Mary Davie’s GSA Lessons: Find The Right Place To Grow

Mary Davie, GSA

WashingtonExec reached out to area executives to gain insight and share local “secrets to success” stories.

Find out what invaluable lessons Mary Davie has learned at GSA since joining the organization in 1989.

Mary Davie: As a member of the GSA team for over 22 years, I have worked with some of the most talented people in government and industry. One recent example is GSA Administrator, Martha Johnson, who has set, and is committed to her vision for GSA to deliver more effective government for the American people. In my role as an executive, I’ve focused on helping to achieve this goal by working to improve the federal government’s acquisition of information technology. Along the way, I have learned a number of lessons that have been invaluable.

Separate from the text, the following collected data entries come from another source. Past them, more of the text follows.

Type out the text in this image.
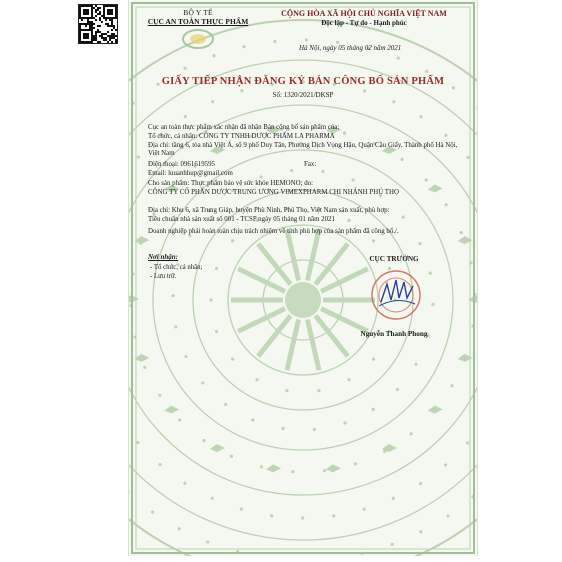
BỘ Y TẾ
CỤC AN TOÀN THỰC PHẨM
CỘNG HÒA XÃ HỘI CHỦ NGHĨA VIỆT NAM
Độc lập - Tự do - Hạnh phúc
Hà Nội, ngày 05 tháng 02 năm 2021
GIẤY TIẾP NHẬN ĐĂNG KÝ BẢN CÔNG BỐ SẢN PHẨM
Số: 1320/2021/DKSP
Cục an toàn thực phẩm xác nhận đã nhận Bản công bố sản phẩm của:
Tổ chức, cá nhân: CÔNG TY TNHH DƯỢC PHẨM LA PHARMA
Địa chỉ: tầng 6, tòa nhà Việt Á, số 9 phố Duy Tân, Phường Dịch Vọng Hậu, Quận Cầu Giấy, Thành phố Hà Nội, Việt Nam
Điện thoại: 0961619595	Fax:
Email: luuanhhup@gmail.com
Cho sản phẩm: Thực phẩm bảo vệ sức khỏe HEMONO; do:
CÔNG TY CỔ PHẦN DƯỢC TRUNG ƯƠNG VIMEXPHARM CHI NHÁNH PHÚ THỌ
Địa chỉ: Khu 6, xã Trung Giáp, huyện Phù Ninh, Phú Thọ, Việt Nam sản xuất, phù hợp:
Tiêu chuẩn nhà sản xuất số 001 - TCSP ngày 05 tháng 01 năm 2021
Doanh nghiệp phải hoàn toàn chịu trách nhiệm về tính phù hợp của sản phẩm đã công bố./.
Nơi nhận:
- Tổ chức, cá nhân;
- Lưu trữ.
CỤC TRƯỞNG
Nguyễn Thanh Phong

-There are plenty of problems – develop a passion for taking them on and solving them

Passion for problem solving will help you make changes to an organization. To create meaningful change, you need to dream big and look beyond the immediate obstacles to your end goal. I recommend having a bold vision balanced against a realistic assessment of the resources available to you. My approach to solving problems with limited resources has always been to seek out and collaborate with other people who approach problems creatively and who can help me take smart risks.

-Collaboration is what turns ideas into outcomes

Collaboration is a must for doing your job effectively. Collaboration involves sharing perspectives and seeking advice from people outside your immediate circle. The more interested and motivated people you can engage to solve a problem, the more robust and successful your ultimate solution will be. Over the past several years, I have tried to champion the use of social media platforms to increase the breadth and depth of collaboration within government and with our industry partners. These platforms have acted as a multiplier for GSA’s resources, reaching beyond the walls of our organization to include federal, state and local governments and the private sector. For example, we leveraged the BetterBUY Wiki to gather perspectives from both industry and government on the requirements development process for multiple programs. We used the wiki to share ideas with a wider audience, and this ultimately led to more thorough assessments, better procurements, and more imaginative solutions.

-Build, lead and join solid teams

A passion for problem solving and collaborating with others can make your career more successful. However, the best leaders go a step further by enabling and encouraging their people to take calculated risks. Individuals who are empowered to take risks can ignite change and make teams stronger.  When I started at GSA, and throughout my career, I was repeatedly provided with opportunities to work outside my comfort zone with great teams on interesting projects.  It took a little courage to take a risk, but I was always glad that I did and I always learned and grew professionally as a result.  Through these experiences I learned that thinking outside the box, taking a chance, and trying something different will almost always result in new skills and strengths that you might not have discovered otherwise. As a leader, my role is to let each team own their process, and step in as necessary to remove obstacles to success.  The result is that team members are empowered, they feel greater ownership of their own success, collaborate better, and develop more innovative solutions.

-Find the right place to grow

These lessons have helped me find success, but I have also been lucky enough to be part of great organizations that have been the just the right fit for me. In my case, those were Virginia Tech (go Hokies!) and GSA.  My education at VirginiaTech and my career at GSA provided me with abundant opportunities and mentorship; and the positive, collaborative cultures continue to help me thrive to this day.